Mères domestiques
Ah, même les chaussettes.
Les bonnes mères sont incroyablement patientes dit-on. Pas au sens d'une qualité morale ; cela tient plutôt d'un état intérieur de sidération généralisée.
Lundi 8h20, dans les temps malgré l'absence de sommeil et la sensation d'avoir été arrachée du lit, couche changée, figure fesses lavées, crémées, j'avais enfilé en faisant risette un beau body blanc tout propre, un jogging tout juste sorti du tas de linge frais, et une paire de chaussettes blanches. Mais : il a retourné sur lui-même le verre de jus de pomme à peine versé. « Oh noooon ! » : ce n'est pas moi qui le dis, c'est lui. Moi ? je ne réagis pas je pense juste – pas eu le temps de mettre le bavoir je n'ai plus de bon pantalon ils sont tous sales la machine d'hier n'a pas été étendue. Se résigner : il faut trouver un autre body, un autre pantalon.
Ah. Même les chaussettes. Trempées elles aussi. Même les chaussettes – quelques secondes de sidération supplémentaires. Dans la chaise on ne voyait pas les chaussettes, on aurait pu espérer...
Des bisous, des câlins, et on recommence, mon amour. On recommence, on recule, on perd du temps, pendant qu'on fait une tâche, mille autres se défont, tout s'accumule. Des gros tas de choses à faire qui n'entrent pas dans le décompte normal d'un quotidien ; ramasser le plat qu'on vient de cuisiner par terre. Passer la serpillère pour la 3e fois de la matinée. Ramasser des œufs cassés sur le carrelage – cette substance est bizarre, elle n'est ni liquide, ni solide. Ça ne tient pas à l'éponge, ça glisse de partout. Avant même que j'aie terminé, une deuxième boîte s'écrase au sol. Quand j'ai les mains prises, ça veut dire que les siennes sont libres.

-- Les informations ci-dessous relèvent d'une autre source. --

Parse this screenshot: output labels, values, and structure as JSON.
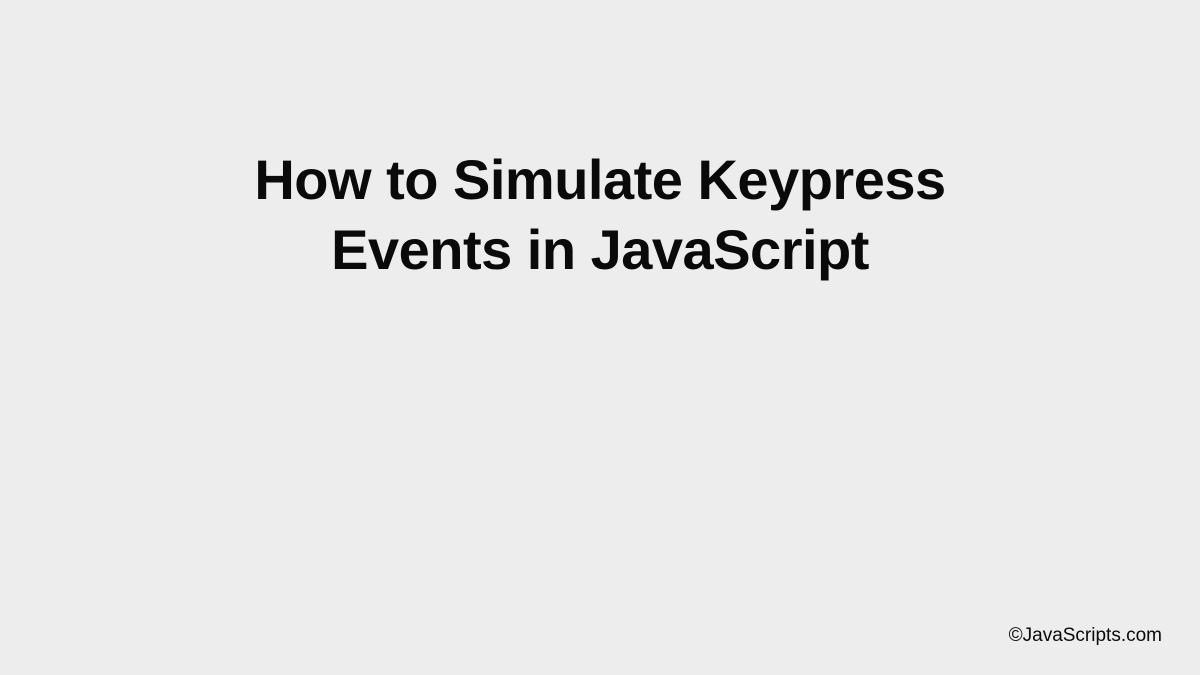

C'est vrai, je suis devenue patiente, à toute épreuve. Je me regarde reculer en souriant. N'avoir plus le temps de sortir. Remonter l'escalier, indéfiniment. Une amie m'a conseillé Kerouac, des bribes par ci par là, sur la route. Ces héros, à se demander si on fait partie de la même espèce : leurs gosses (en vague arrière plan qu'on devine avec les femmes) sont des silhouettes en négatif sur un décor qui ne les empêche pas de bouger, eux, les étoiles filantes. Si je remonte assez loin en arrière, je me souviens avoir été moi aussi une étoile filante. Mais à force de reculer, je suis devenue patiente, comme si tout ça n'avait pas d'importance.
Comme si j'avais dormi ces dernières années, comme si je ne ressentais plus que la douceur de sa peau, l'envie d'embrasser ses boucles. Je l'embrasse, je le fais rire, je lui apprends à passer l'éponge. Comme si j'avais un temps infini. Comme si l'envie de bouger avait totalement disparu de moi-même, l'envie de sortir, de liberté. Comme si – parfois je me demande, si un jour ça arrive, serai-je capable de me réhabituer à la belle et grande solitude, à la vacuité de l'existence ? Sortir au grand soleil après ces années minuscules ?
Maintenant passée de l'autre côté, j'ai muté, du côté des mères à la douceur imperturbable, au sacrifice facile, silencieuses, éteintes, insupportables et flippantes. Je regarde à l'intérieur, parfois des bulles de colère remontent, de moins en moins souvent, des envies de meurtre. Mais le gros du magma est anesthésié. Faire des crêpes pour le goûter en souriant. Installer la table en souriant. Apprendre aux enfants à participer en souriant. Ranger les ustensiles en souriant. Nettoyer la cuisine en souriant. Du côté des mamans qui sourient, domestiquées. Nous sommes flippantes.
Sentir au fil des années la colère s'évaporer, la résistance fondre. Ironie – me voilà presque toute la journée dans la cuisine aux carreaux oranges à la place de ma grand-mère. Comprenant bien tard pourquoi elle était toujours là, et pas dehors, au même titre que le frigo, la gazinière, l'évier. C'était son fief, la cuisine. Elle y avait ses tiroirs, ses couteaux, ses sparadraps. Jamais je n'aurais imaginé basculer un jour de ce côté – pas le côté obscur, au contraire, le transparent. Des femmes qui se mettent à peindre des bouquets de fleurs – encore quelques années et peut-être que c'est ce qui va m'arriver à moi aussi. Quand les enfants seront grands, partis, je resterai à l'intérieur et quand j'aurai terminé avec la cuisine je peindrai quelque bouquet de fleurs.